Sunday, February 7, 2010

Fast Food Nation: Chapter 6: On the Range

 Chapter 6: On the Range

o How does the nutritional value of a McNugget compare with that of a hamburger?

Throughout history, chicken has been classified as the healthy choice when it comes to meat. Americans line up at the McDonald's drive through to purchase an 8-count mouth-watering Chicken Selects (c) meal. But what McDonald's has done is decieve us. Our Author states that like their french fries, McDonald's McNuggets were once cooked in beef tallow. Of course they were forced to switch to vegetable, and are now prepared with "Beef extract". Compared to the McDonald's hamburger, McNuggets have twice as much fat per-ounce. Is America handing one way tickets to obesity to all its younger generation? This is the question I have been constantly pondering while reading each chapter.

o How does the suicide rate for ranchers and farmers compare with the rate for U.S. citizens in general?

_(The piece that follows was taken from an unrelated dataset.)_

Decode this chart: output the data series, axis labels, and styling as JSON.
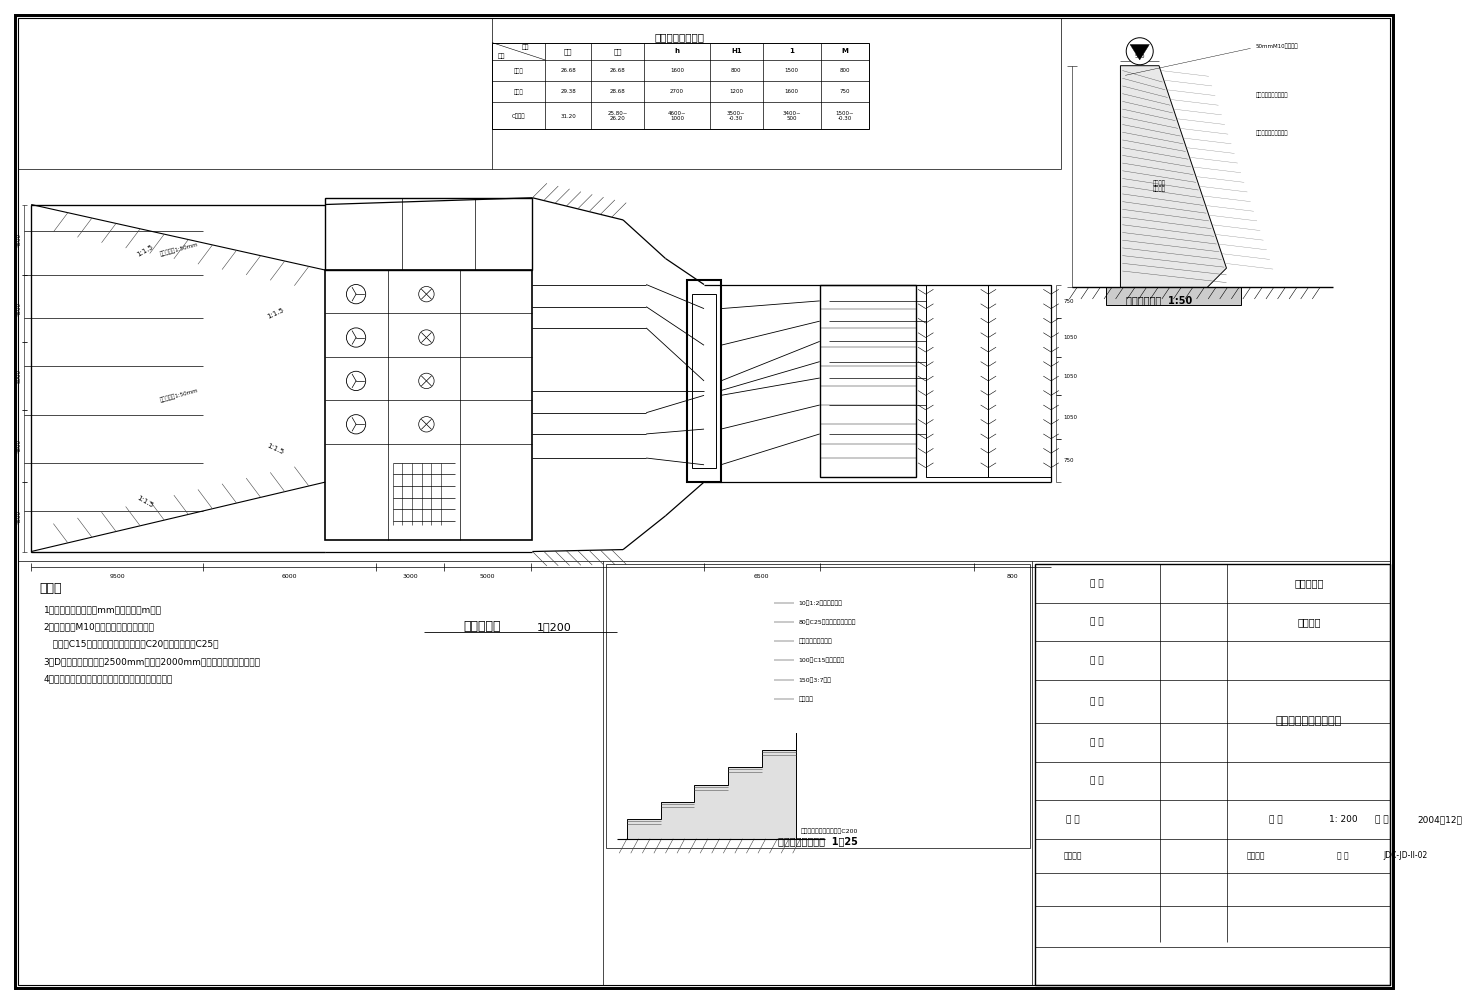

The suicide rate among ranchers and farmers in the US has now skyrocketed about three times higher than the national average though in Rural America the suicide rate has maintained a slow steady rate. Our author things that Farmers have a constant weight on their shoulder. They want to keep the family buisness within the family and when they do not succeed, Farmers feel as though they have failed their family. Suicide is they way out.

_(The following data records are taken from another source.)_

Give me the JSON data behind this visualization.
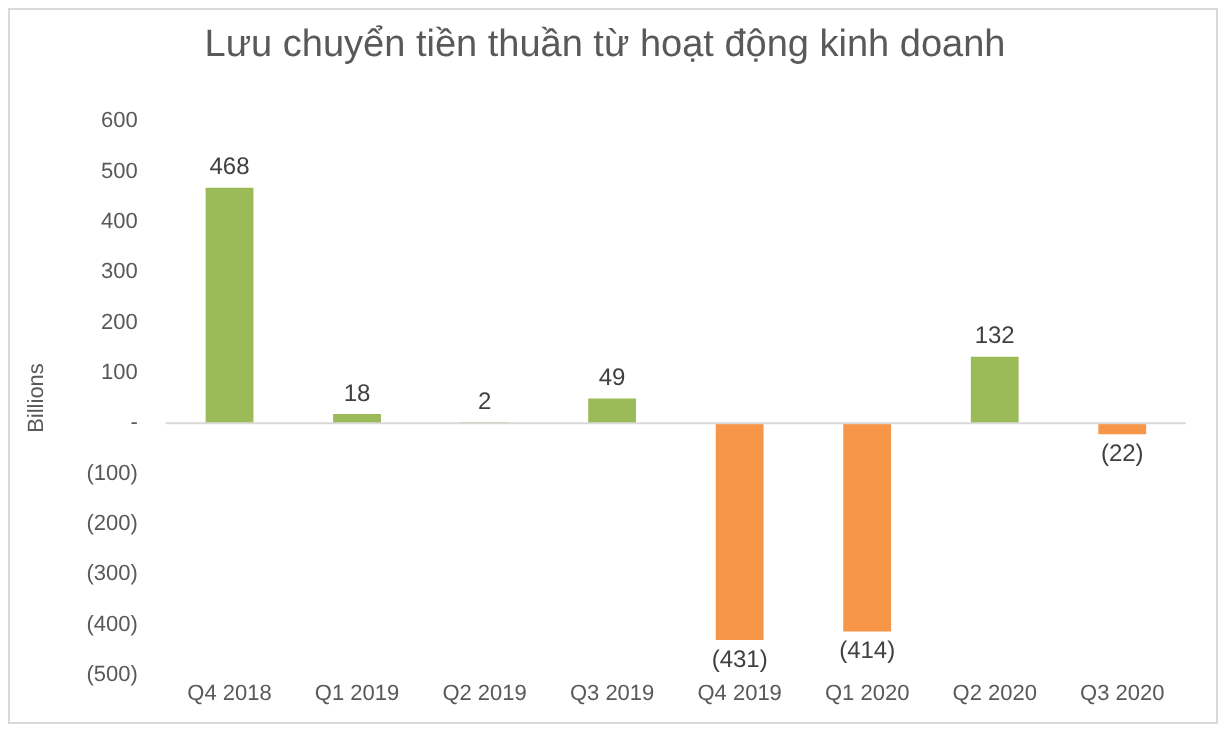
{
  "chart_data": {
    "type": "bar",
    "title": "Lưu chuyển tiền thuần từ hoạt động kinh doanh",
    "ylabel": "Billions",
    "categories": [
      "Q4 2018",
      "Q1 2019",
      "Q2 2019",
      "Q3 2019",
      "Q4 2019",
      "Q1 2020",
      "Q2 2020",
      "Q3 2020"
    ],
    "values": [
      468,
      18,
      2,
      49,
      -431,
      -414,
      132,
      -22
    ],
    "colors": [
      "#9bbb59",
      "#9bbb59",
      "#9bbb59",
      "#9bbb59",
      "#f79646",
      "#f79646",
      "#9bbb59",
      "#f79646"
    ],
    "value_labels": [
      "468",
      "18",
      "2",
      "49",
      "(431)",
      "(414)",
      "132",
      "(22)"
    ],
    "ylim": [
      -500,
      600
    ],
    "yticks": [
      600,
      500,
      400,
      300,
      200,
      100,
      {
        "value": 0,
        "label": "-"
      },
      {
        "value": -100,
        "label": "(100)"
      },
      {
        "value": -200,
        "label": "(200)"
      },
      {
        "value": -300,
        "label": "(300)"
      },
      {
        "value": -400,
        "label": "(400)"
      },
      {
        "value": -500,
        "label": "(500)"
      }
    ],
    "ref_lines": [
      {
        "axis": "y",
        "value": 0,
        "color": "#d9d9d9"
      }
    ],
    "grid": false,
    "legend": false
  }
}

o What are the conditions or terms of business under which most poultry farmers operate?

      Large chicken processors do not grow their birds on their own property. They supply growers with one-day-old chicks. Between their day of birth and the day they are executed, the chickens spend their lifetime on a grower's property. Processors provide feed, veteranry services, and tech and set up feeding schedules in order to ensure that the growers are growing the finest chickens. Aside from growing the chickens, the chicken growers provide the land on which the chickens live, the labor, and the poultry houses. The price for these necessities do not come cheap and growers often have to take out loans.
       Growers have little power over the processors. Poultry contracts are short-term and growers who complain will find themselves with no chicken to tend to. It is hard to comprehend how the growers are putting in far more labor than the processors hardly get a say or a cut of what ever is produced.